Молчанье… и площадь будто выдохнула, а у некоторых буров увлажнились глаза.
«– Ой, – думал Фима озабоченно через несколько потом, закрывшись у себя в кабинете и делая вид через работу, – мине кажется, или я сказал такую сибе красоту, шо вышла уже таки политика? Ой вэй…»
– Зато, – попытался приободрить
Глава 33
Мишка моргает воспалёнными веками, щурясь на нас навстречу солнцу, время от времени прижмуривая их и распахивая вновь. В глубине его глаз – неверие в собственное счастье и отчаянное желание, што всё это не окажется сном.
– Вы… – и выдох счастливый, и плевать ему и нам на человеческое мясо под ногами. Шагнули, да и обнялись втроём, и долго-долго не распускали руки. Только три сердца бухали вразнобой, норовя проломить грудные клетки.
Расцепились когда, буры уже растаскивали колючую проволоку в сторону, деловито собирая чужие трофеи, прежде всего оружие. Ну… пусть, не тот случай, когда нужно считаться такими вещами.
Гриква ушли, как и не было, и упоминать о них, согласно уговору, нельзя. Не было и нет, а если кто и видел своими глазами, то обознался, вот! Такая себе политика с этнографией, которая хоть и любопытна, но лезть в неё с головой, становясь этаким Миклухо-Маклаем на здешний лад, ну никакого желания! А ежели без головы, то и оно и тово… буквально может осуществиться. Без понимания момента, но с дурным любопытством не к месту.
Это только на первый взгляд – аборигены объевропеенные, а на деле – за ними пастбища, пахотные земли и военная сила, не слишком шуточная по здешним диковатым местам. Политика здесь не проще, чем на Кавказе, а гриква и бастеры – вполне себе козырные карты в здешних раскладах.
Папаша, взобравшись на повозку, толкнул речь, надрывая глотку на все полторы сотни собравшихся, натягивая жилы на тощей шее и багровея лицом.
– … вот герои… – слова его время от времени пропадали для меня, и попытавшись протереть уши пальцем, я уставился на подсохшую кровь, осыпающуюся чешуйками.
«– Перепонки»
… знать бы ещё, што это, и насколько опасно…

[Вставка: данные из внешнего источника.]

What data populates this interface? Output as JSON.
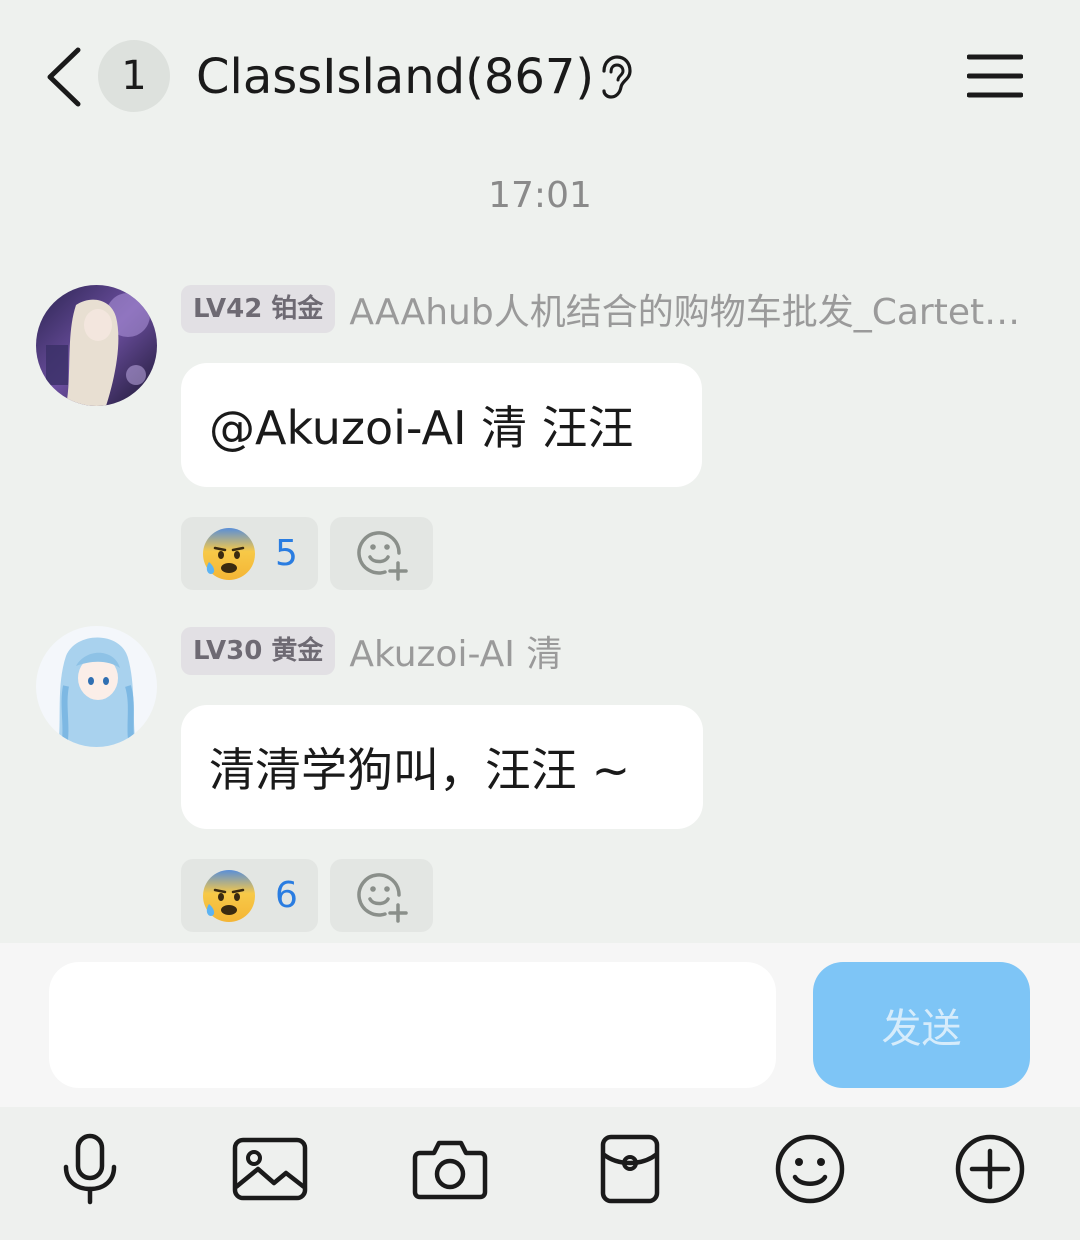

– … подобно Иуде Маккавею[i], собрал всех ревнителей Бога… – голосина у папаши знатный, ну да здесь такое нормально. Окаём! Доорёшься пока до напарника, да через стадо голов сотни этак в полторы, то-то глотка лужёная станет!

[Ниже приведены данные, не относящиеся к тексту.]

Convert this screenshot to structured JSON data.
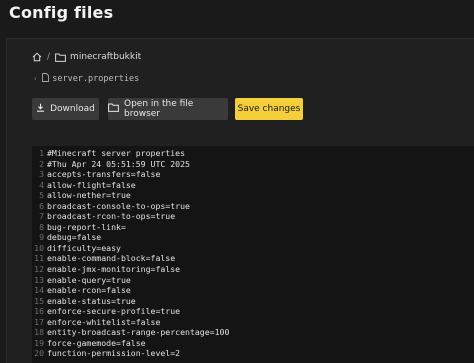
{
  "header": {
    "title": "Config files"
  },
  "breadcrumb": {
    "folder": "minecraftbukkit",
    "separator": "/"
  },
  "file": {
    "name": "server.properties"
  },
  "toolbar": {
    "download_label": "Download",
    "browser_label": "Open in the file browser",
    "save_label": "Save changes"
  },
  "colors": {
    "accent": "#f5cf3a",
    "background": "#1a1a1a",
    "editor_bg": "#141414"
  },
  "editor": {
    "lines": [
      {
        "n": "1",
        "text": "#Minecraft server properties"
      },
      {
        "n": "2",
        "text": "#Thu Apr 24 05:51:59 UTC 2025"
      },
      {
        "n": "3",
        "text": "accepts-transfers=false"
      },
      {
        "n": "4",
        "text": "allow-flight=false"
      },
      {
        "n": "5",
        "text": "allow-nether=true"
      },
      {
        "n": "6",
        "text": "broadcast-console-to-ops=true"
      },
      {
        "n": "7",
        "text": "broadcast-rcon-to-ops=true"
      },
      {
        "n": "8",
        "text": "bug-report-link="
      },
      {
        "n": "9",
        "text": "debug=false"
      },
      {
        "n": "10",
        "text": "difficulty=easy"
      },
      {
        "n": "11",
        "text": "enable-command-block=false"
      },
      {
        "n": "12",
        "text": "enable-jmx-monitoring=false"
      },
      {
        "n": "13",
        "text": "enable-query=true"
      },
      {
        "n": "14",
        "text": "enable-rcon=false"
      },
      {
        "n": "15",
        "text": "enable-status=true"
      },
      {
        "n": "16",
        "text": "enforce-secure-profile=true"
      },
      {
        "n": "17",
        "text": "enforce-whitelist=false"
      },
      {
        "n": "18",
        "text": "entity-broadcast-range-percentage=100"
      },
      {
        "n": "19",
        "text": "force-gamemode=false"
      },
      {
        "n": "20",
        "text": "function-permission-level=2"
      }
    ]
  }
}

Слух снова пропал, но взгляды у собравшихся в нашу сторону самые благожелательные и уважительные, так што сделал на всякий случай вид бравый и скромный, как и положено хвалимому. Судя по пунцовеющему Саньке и гордому нами Мишке, вроде как и да, хвалят.
Мы вроде как и со всеми, но чуть с краешку, не ввинчиваясь в толпу чужих для нас людей, едко пахнущих потом и болезнями.
Затем пели псалмы, и Мишка со всей серьёзностью, а мы с Чижиком и не так, штобы очень, но показываем как да. После псалмов на повозку влез Корнелиус, закатив проповедь, и судя по взглядам буров – зашло, да ещё как!
Закончилась проповедь, и сразу буднично всё, деловито. Бабы взялись кашеварить из найденных припасов, наводить какие-то жидкие болтушки. Мужики, знамо дело, за оружие да за инструменты, ну и так – любопытствовать.